The constructor for the object:
public MyCipher() throws NoSuchAlgorithmException, NoSuchProviderException, NoSuchPaddingException, InvalidKeyException, UnsupportedEncodingException, InvalidParameterSpecException, InvalidAlgorithmParameterException {
Security.addProvider(new BouncyCastleProvider());
KeyGenerator keyGen = KeyGenerator.getInstance("DES", "BC");
keyGen.init(new SecureRandom());
SecretKey keySpec = keyGen.generateKey();
this.sharedKey = new String( Base64.encodeBase64URLSafe( keySpec.getEncoded() ) );
this.encrypter = Cipher.getInstance("DES/CBC/PKCS5Padding", "BC");
this.encrypter.init(Cipher.ENCRYPT_MODE, keySpec);
AlgorithmParameters params = this.encrypter.getParameters();
byte[] iv = params.getParameterSpec(IvParameterSpec.class).getIV();
IvParameterSpec ivSpec = new IvParameterSpec(iv);
this.sharedIV = new String( Base64.encodeBase64URLSafe( iv ) );
this.decrypter = Cipher.getInstance("DES/CBC/PKCS5Padding", "BC");
this.decrypter.init(Cipher.DECRYPT_MODE, keySpec, ivSpec);
}
And the encrypting method is:
public String encode(String arg_text) throws IllegalBlockSizeException, BadPaddingException, UnsupportedEncodingException {
byte[] encrypt = arg_text.getBytes();
return new String( Base64.encodeBase64URLSafe(encrypter.doFinal(encrypt)), "US-ASCII");
}
It's now working to encrypt and decrypt just fine. Thank you VERY much.

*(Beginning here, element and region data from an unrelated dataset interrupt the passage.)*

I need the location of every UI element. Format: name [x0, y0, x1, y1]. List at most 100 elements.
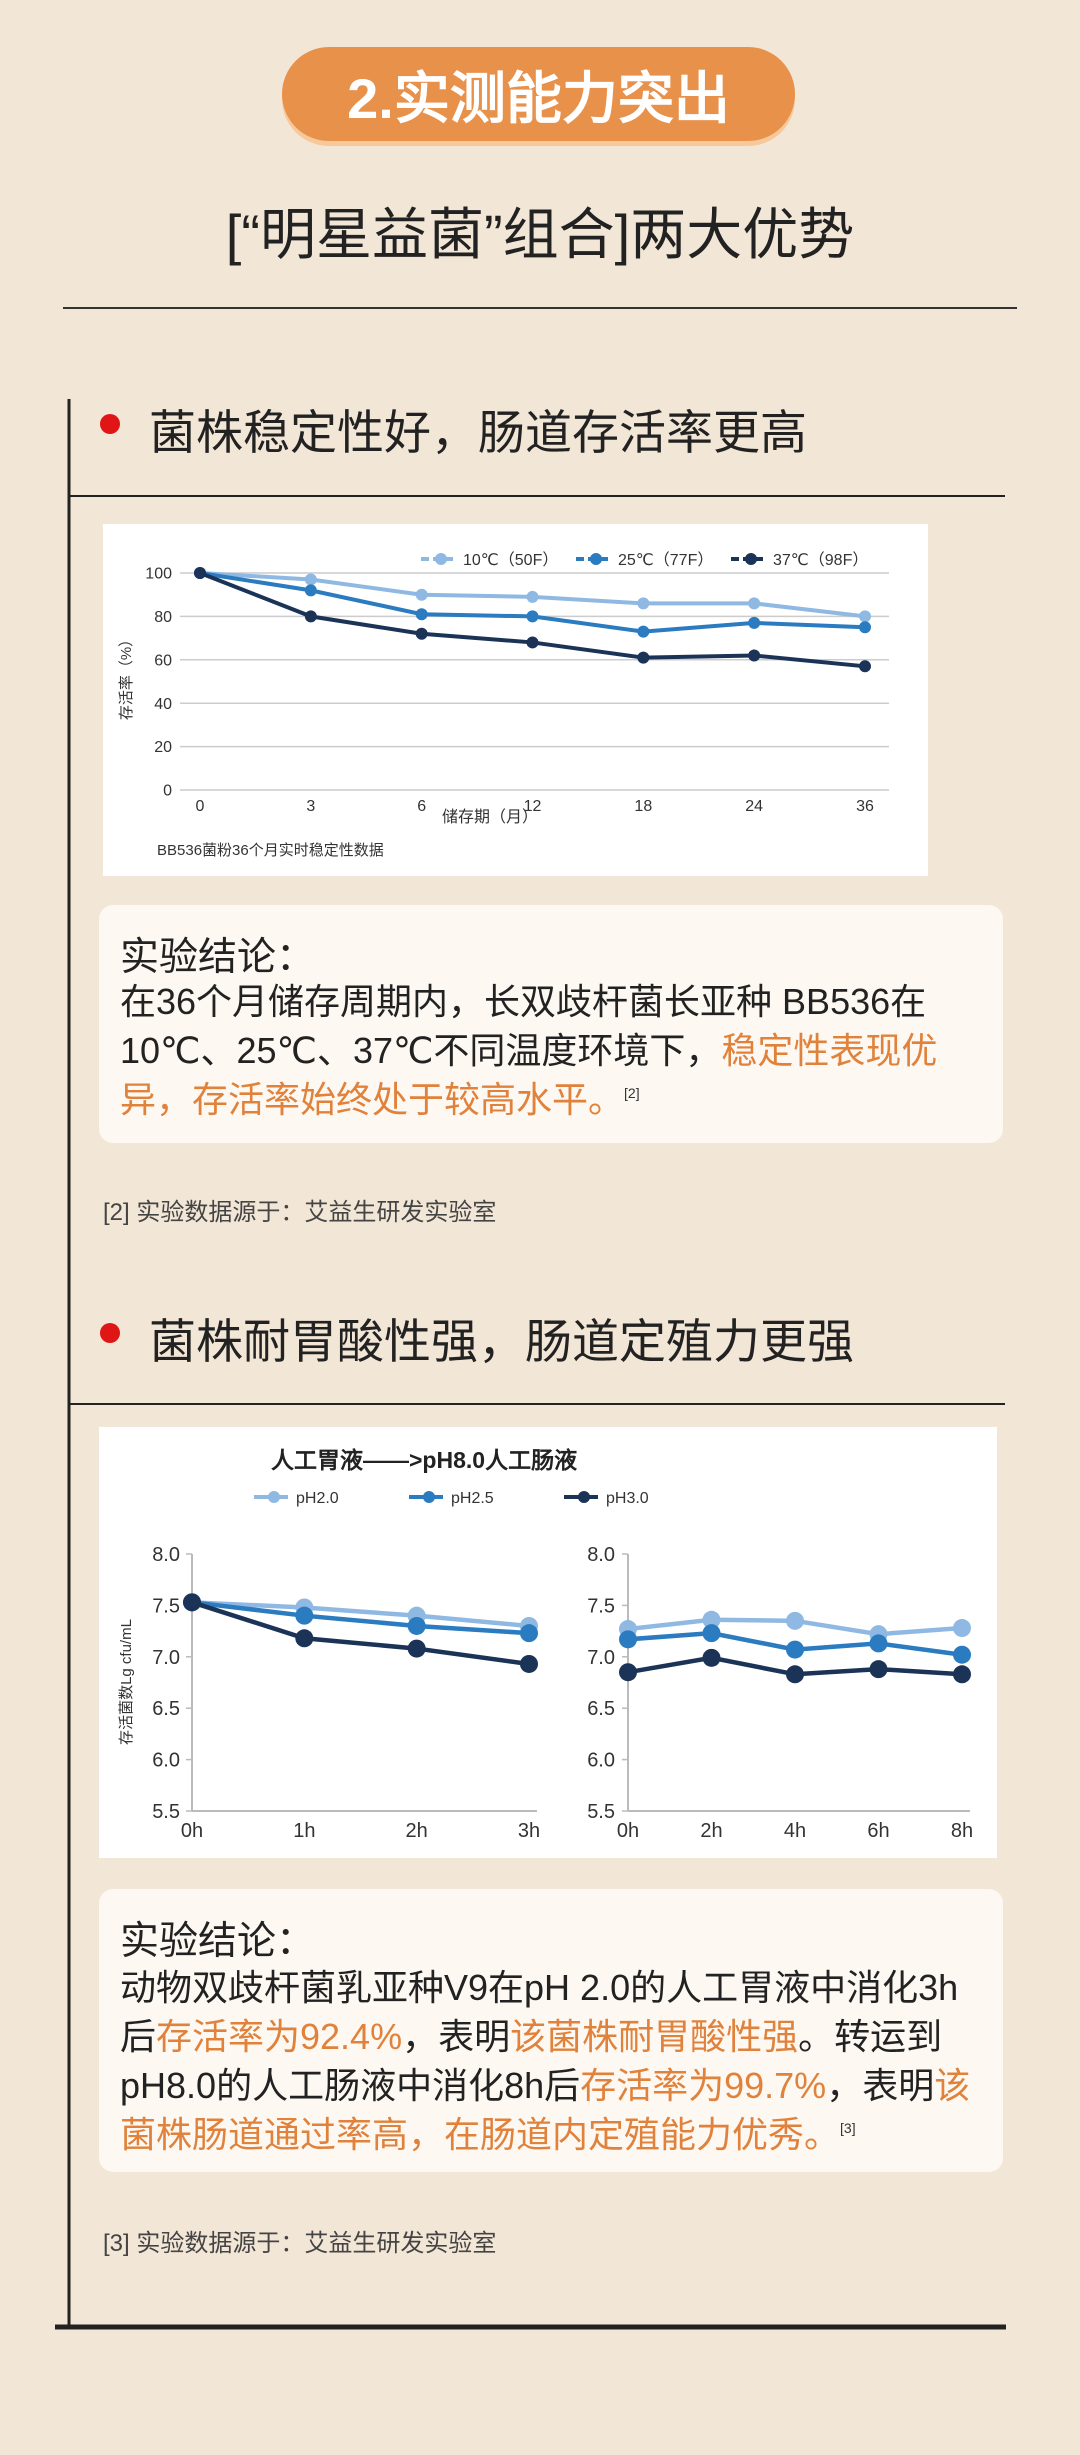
- y-tick-label: 8.0: [587, 1544, 615, 1566]
- x-tick-label: 0: [196, 798, 205, 815]
- legend-label: pH2.0: [296, 1490, 339, 1507]
- reference: [2]: [624, 1085, 640, 1101]
- x-tick-label: 36: [856, 798, 874, 815]
- text-run: 该菌株肠道通过率高，在肠道内定殖能力优秀。: [120, 2065, 971, 2155]
- y-axis-title: 存活率（%）: [118, 632, 135, 720]
- data-point: [407, 1639, 426, 1658]
- data-point: [702, 1610, 721, 1629]
- data-point: [295, 1606, 314, 1625]
- data-point: [637, 625, 650, 638]
- conclusion-body: 在36个月储存周期内，长双歧杆菌长亚种 BB536在10℃、25℃、37℃不同温…: [120, 977, 990, 1124]
- conclusion-body: 动物双歧杆菌乳亚种V9在pH 2.0的人工胃液中消化3h后存活率为92.4%，表…: [120, 1963, 990, 2159]
- x-tick-label: 3h: [518, 1820, 540, 1842]
- series-line: [191, 1600, 530, 1636]
- chart-caption: BB536菌粉36个月实时稳定性数据: [157, 842, 384, 859]
- text-run: 存活率为99.7%: [580, 2065, 827, 2106]
- data-point: [869, 1660, 888, 1679]
- y-tick-label: 6.5: [152, 1698, 180, 1720]
- section-heading: 菌株稳定性好，肠道存活率更高: [149, 406, 807, 459]
- data-point: [637, 651, 650, 664]
- data-point: [407, 1616, 426, 1635]
- x-tick-label: 4h: [784, 1820, 806, 1842]
- legend-dot: [590, 553, 602, 565]
- data-point: [295, 1629, 314, 1648]
- data-point: [415, 588, 428, 601]
- x-tick-label: 12: [524, 798, 542, 815]
- data-point: [637, 597, 650, 610]
- legend-label: pH2.5: [451, 1490, 494, 1507]
- conclusion-box: [99, 1889, 1003, 2172]
- x-tick-label: 6: [417, 798, 426, 815]
- subtitle: [“明星益菌”组合]两大优势: [225, 203, 855, 266]
- text-run: 该菌株耐胃酸性强: [510, 2016, 799, 2057]
- x-tick-label: 18: [634, 798, 652, 815]
- data-point: [869, 1634, 888, 1653]
- y-tick-label: 7.0: [152, 1647, 180, 1669]
- x-tick-label: 6h: [867, 1820, 889, 1842]
- legend-dot: [423, 1491, 435, 1503]
- data-point: [304, 610, 317, 623]
- footnote: [2] 实验数据源于：艾益生研发实验室: [103, 1199, 497, 1226]
- data-point: [786, 1665, 804, 1684]
- y-tick-label: 40: [154, 696, 172, 713]
- text-run: 。转运到pH8.0的人工肠液中消化8h后: [120, 2016, 943, 2106]
- chart-panel: [99, 1427, 997, 1858]
- data-point: [702, 1624, 721, 1643]
- legend-dot: [435, 553, 447, 565]
- text-run: 动物双歧杆菌乳亚种V9在pH 2.0的人工胃液中消化3h后: [120, 1967, 959, 2057]
- data-point: [786, 1640, 804, 1659]
- text-run: 存活率为92.4%: [156, 2016, 403, 2057]
- x-axis-title: 储存期（月）: [442, 808, 538, 826]
- y-tick-label: 0: [163, 783, 172, 800]
- text-run: ，表明: [402, 2016, 511, 2057]
- y-tick-label: 8.0: [152, 1544, 180, 1566]
- y-tick-label: 6.5: [587, 1698, 615, 1720]
- series-line: [191, 1600, 530, 1667]
- data-point: [415, 608, 428, 621]
- conclusion-title: 实验结论：: [120, 1920, 316, 1963]
- x-tick-label: 2h: [406, 1820, 428, 1842]
- data-point: [520, 1654, 538, 1673]
- y-tick-label: 7.5: [152, 1595, 180, 1617]
- section-heading: 菌株耐胃酸性强，肠道定殖力更强: [149, 1315, 854, 1368]
- data-point: [702, 1648, 721, 1667]
- reference: [3]: [840, 2120, 856, 2136]
- data-point: [953, 1645, 971, 1664]
- x-tick-label: 24: [745, 798, 763, 815]
- y-tick-label: 6.0: [587, 1750, 615, 1772]
- chart-title: 人工胃液——>pH8.0人工肠液: [271, 1447, 577, 1473]
- data-point: [304, 584, 317, 597]
- bullet: [100, 414, 120, 434]
- data-point: [520, 1624, 538, 1643]
- text-run: 在36个月储存周期内，长双歧杆菌长亚种 BB536在10℃、25℃、37℃不同温…: [120, 981, 927, 1071]
- chart-panel: [103, 524, 928, 876]
- y-tick-label: 20: [154, 739, 172, 756]
- series-line: [191, 1600, 530, 1629]
- legend-dot: [578, 1491, 590, 1503]
- data-point: [526, 636, 539, 649]
- data-point: [748, 616, 761, 629]
- text-run: ，表明: [826, 2065, 935, 2106]
- data-point: [953, 1665, 971, 1684]
- data-point: [526, 590, 539, 603]
- legend-label: 10℃（50F）: [463, 551, 558, 569]
- data-point: [859, 660, 871, 673]
- data-point: [953, 1619, 971, 1638]
- legend-label: pH3.0: [606, 1490, 649, 1507]
- data-point: [526, 610, 539, 623]
- data-point: [415, 627, 428, 640]
- legend-dot: [745, 553, 757, 565]
- y-axis-title: 存活菌数Lg cfu/mL: [118, 1619, 135, 1745]
- y-tick-label: 7.0: [587, 1647, 615, 1669]
- conclusion-title: 实验结论：: [120, 936, 316, 979]
- data-point: [859, 610, 871, 623]
- y-tick-label: 7.5: [587, 1595, 615, 1617]
- data-point: [748, 597, 761, 610]
- legend-label: 37℃（98F）: [773, 551, 868, 569]
- y-tick-label: 5.5: [587, 1801, 615, 1823]
- y-tick-label: 5.5: [152, 1801, 180, 1823]
- badge: 2.实测能力突出: [282, 47, 795, 141]
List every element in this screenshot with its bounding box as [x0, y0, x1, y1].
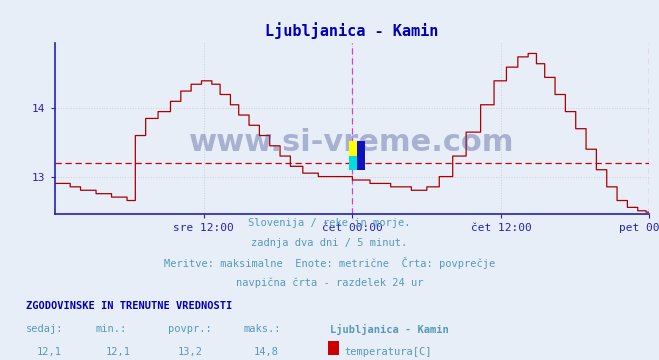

Strange code in some aspects. Begining by why your code doesn't work, you are making sure that the size of encrypt is a multiple of 8, but you are trying to cipher byte[] b = Base64.encodeBase64URLSafe(encrypt); which may not be a multiple of 8. The following code should work:
public String encode(String arg_text) throws IllegalBlockSizeException, BadPaddingException {
byte[] encrypt = arg_text.getBytes();
if(encrypt.length % 8 != 0){ //not a multiple of 8
//create a new array with a size which is a multiple of 8
byte[] padded = new byte[encrypt.length + 8 - (encrypt.length % 8)];
//copy the old array into it
System.arraycopy(encrypt, 0, padded, 0, encrypt.length);
encrypt = padded;
}
return new String(Base64.encodeBase64URLSafe(encrypter.doFinal(b)), "US-ASCII");
}
Now, where there is this.encrypter = Cipher.getInstance("DESede/ECB/Nopadding", "BC"); do you notice the "Nopadding" part of the string? Well, the code does what you ask it to do... but the library can do the padding work for you, you just have to tell it. Try this.encrypter = Cipher.getInstance("DESede/ECB/PKCS5Padding", "BC"); instead and see if it works.
But really, why would you want to use 3DES in ECB mode? Unless the reason is legacy (which is unlikely from what I see here), it makes no sense. I believe you need to read a bit more about cryptography.